Barreau president vows to fight federal omnibus crime bill

The Barreau du Quebec’s new president has vowed to lead the fight against the federal government’s omnibus crime bill after taking the helm last weekend.

Nicolas Plourde said the barreau’s general council was unanimous in its support for a court challenge to Bill C-10, the Safe Streets and Communities Act. The bill, which received Royal assent in March, includes new mandatory minimum sentences for various offences, the elimination of conditional sentences for some crimes, and harsher penalties for violent young offenders.

The bill “undermines the independence of the courts and the fundamental principles of our criminal justice system,” Plourde said in a statement.

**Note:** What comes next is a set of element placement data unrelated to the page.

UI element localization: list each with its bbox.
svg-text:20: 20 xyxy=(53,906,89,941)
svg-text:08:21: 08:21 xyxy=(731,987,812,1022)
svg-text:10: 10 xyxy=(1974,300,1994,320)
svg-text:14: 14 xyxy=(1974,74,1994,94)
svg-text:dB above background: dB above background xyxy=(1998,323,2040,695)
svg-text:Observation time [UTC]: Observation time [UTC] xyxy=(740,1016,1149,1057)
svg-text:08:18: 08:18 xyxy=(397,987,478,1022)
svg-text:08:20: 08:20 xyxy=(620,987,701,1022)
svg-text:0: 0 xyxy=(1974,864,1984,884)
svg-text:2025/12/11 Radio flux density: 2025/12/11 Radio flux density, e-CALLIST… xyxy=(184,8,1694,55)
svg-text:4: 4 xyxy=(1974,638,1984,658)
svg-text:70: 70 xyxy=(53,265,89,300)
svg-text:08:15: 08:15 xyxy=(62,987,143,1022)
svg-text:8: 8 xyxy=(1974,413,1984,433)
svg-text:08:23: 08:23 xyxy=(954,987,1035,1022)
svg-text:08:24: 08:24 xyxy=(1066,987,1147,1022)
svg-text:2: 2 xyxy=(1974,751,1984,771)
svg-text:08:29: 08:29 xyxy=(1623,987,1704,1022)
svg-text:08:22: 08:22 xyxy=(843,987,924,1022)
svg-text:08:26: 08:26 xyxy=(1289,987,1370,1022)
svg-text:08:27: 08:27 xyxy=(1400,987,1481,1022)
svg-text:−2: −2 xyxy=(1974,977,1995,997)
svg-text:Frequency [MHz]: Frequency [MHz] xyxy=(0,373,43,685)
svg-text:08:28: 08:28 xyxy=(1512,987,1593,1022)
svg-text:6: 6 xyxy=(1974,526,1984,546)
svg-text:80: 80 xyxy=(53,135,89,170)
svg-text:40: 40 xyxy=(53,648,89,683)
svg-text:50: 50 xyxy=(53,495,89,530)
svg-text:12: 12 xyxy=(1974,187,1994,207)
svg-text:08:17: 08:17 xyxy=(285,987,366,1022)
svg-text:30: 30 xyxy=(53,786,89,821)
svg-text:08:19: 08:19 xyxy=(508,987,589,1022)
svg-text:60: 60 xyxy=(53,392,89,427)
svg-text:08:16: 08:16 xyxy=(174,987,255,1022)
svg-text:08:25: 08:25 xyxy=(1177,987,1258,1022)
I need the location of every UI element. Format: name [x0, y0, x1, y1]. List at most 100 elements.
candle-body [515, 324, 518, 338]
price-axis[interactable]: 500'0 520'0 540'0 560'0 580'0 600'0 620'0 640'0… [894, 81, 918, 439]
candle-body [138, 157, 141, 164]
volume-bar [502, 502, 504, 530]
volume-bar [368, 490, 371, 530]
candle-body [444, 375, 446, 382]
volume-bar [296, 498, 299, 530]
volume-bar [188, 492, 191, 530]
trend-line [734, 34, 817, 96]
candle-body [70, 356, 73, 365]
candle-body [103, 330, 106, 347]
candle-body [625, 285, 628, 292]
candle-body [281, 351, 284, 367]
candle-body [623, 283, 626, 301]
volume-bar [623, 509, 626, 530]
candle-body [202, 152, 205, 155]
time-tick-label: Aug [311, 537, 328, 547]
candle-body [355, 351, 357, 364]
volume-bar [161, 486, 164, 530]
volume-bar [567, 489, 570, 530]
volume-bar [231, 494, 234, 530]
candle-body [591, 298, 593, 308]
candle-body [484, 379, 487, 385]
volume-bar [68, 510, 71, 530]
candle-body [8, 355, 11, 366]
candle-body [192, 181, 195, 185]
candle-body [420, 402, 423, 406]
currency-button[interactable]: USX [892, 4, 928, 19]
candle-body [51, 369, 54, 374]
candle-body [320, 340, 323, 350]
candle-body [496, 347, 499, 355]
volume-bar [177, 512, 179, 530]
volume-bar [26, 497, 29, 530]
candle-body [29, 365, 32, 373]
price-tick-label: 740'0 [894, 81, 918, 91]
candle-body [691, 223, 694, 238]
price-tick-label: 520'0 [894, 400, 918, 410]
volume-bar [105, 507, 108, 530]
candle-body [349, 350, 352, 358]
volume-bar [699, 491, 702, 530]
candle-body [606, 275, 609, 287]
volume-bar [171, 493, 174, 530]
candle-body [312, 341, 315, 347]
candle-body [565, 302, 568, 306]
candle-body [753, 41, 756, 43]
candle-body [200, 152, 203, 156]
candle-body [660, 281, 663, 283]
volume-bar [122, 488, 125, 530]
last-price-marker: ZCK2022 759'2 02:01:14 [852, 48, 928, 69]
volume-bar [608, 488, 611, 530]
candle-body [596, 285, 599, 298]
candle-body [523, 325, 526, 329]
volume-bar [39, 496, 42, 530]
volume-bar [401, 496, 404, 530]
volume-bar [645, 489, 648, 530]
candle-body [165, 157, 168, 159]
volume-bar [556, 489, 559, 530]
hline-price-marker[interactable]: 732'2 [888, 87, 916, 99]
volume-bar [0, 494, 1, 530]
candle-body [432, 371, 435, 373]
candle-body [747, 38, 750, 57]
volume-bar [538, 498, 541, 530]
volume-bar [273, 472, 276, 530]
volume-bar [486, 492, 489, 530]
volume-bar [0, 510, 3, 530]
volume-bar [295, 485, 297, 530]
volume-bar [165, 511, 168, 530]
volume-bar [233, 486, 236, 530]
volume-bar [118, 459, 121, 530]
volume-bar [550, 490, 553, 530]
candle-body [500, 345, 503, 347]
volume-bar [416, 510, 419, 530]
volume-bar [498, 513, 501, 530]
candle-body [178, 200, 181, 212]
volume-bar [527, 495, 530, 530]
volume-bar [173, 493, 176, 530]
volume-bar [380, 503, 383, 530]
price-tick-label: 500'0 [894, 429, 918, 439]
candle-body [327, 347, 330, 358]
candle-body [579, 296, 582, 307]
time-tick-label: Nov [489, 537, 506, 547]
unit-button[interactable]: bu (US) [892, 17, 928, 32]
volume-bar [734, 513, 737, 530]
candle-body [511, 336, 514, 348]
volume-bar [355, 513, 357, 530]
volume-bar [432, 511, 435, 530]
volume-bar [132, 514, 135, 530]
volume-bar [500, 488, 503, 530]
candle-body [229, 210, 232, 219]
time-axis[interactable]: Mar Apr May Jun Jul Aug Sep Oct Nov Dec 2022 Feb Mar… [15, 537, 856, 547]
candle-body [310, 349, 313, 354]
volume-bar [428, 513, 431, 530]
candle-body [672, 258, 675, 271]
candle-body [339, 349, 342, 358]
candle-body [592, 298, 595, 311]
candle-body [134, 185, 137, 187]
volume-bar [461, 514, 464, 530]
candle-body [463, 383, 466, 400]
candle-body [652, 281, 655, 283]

Plourde, a litigation and financial services partner in the Montreal office of Heenan Blaikie LLP, took over the presidency from Louis Masson on June 9 following a ceremony at the barreau’s annual congress. He previously served as president of the Montreal Bar between 2009 and 2010, and was also president of the Young Bar Association of Montreal between 1997 and 1998.

Plourde also promised a review of the barreau’s compensation fund, which handles claims of misappropriation by lawyers, but does not cover damages resulting from fraud. He intends to raise limits on the fund, which currently caps compensation at $50,000 per claim and $250,000 for all claims involving the same lawyer.

Underfunding of the justice system is another area Plourde plans to focus on during his tenure. Despite recent cash injections by the provincial government, he said justice remained the “poor child of our society.”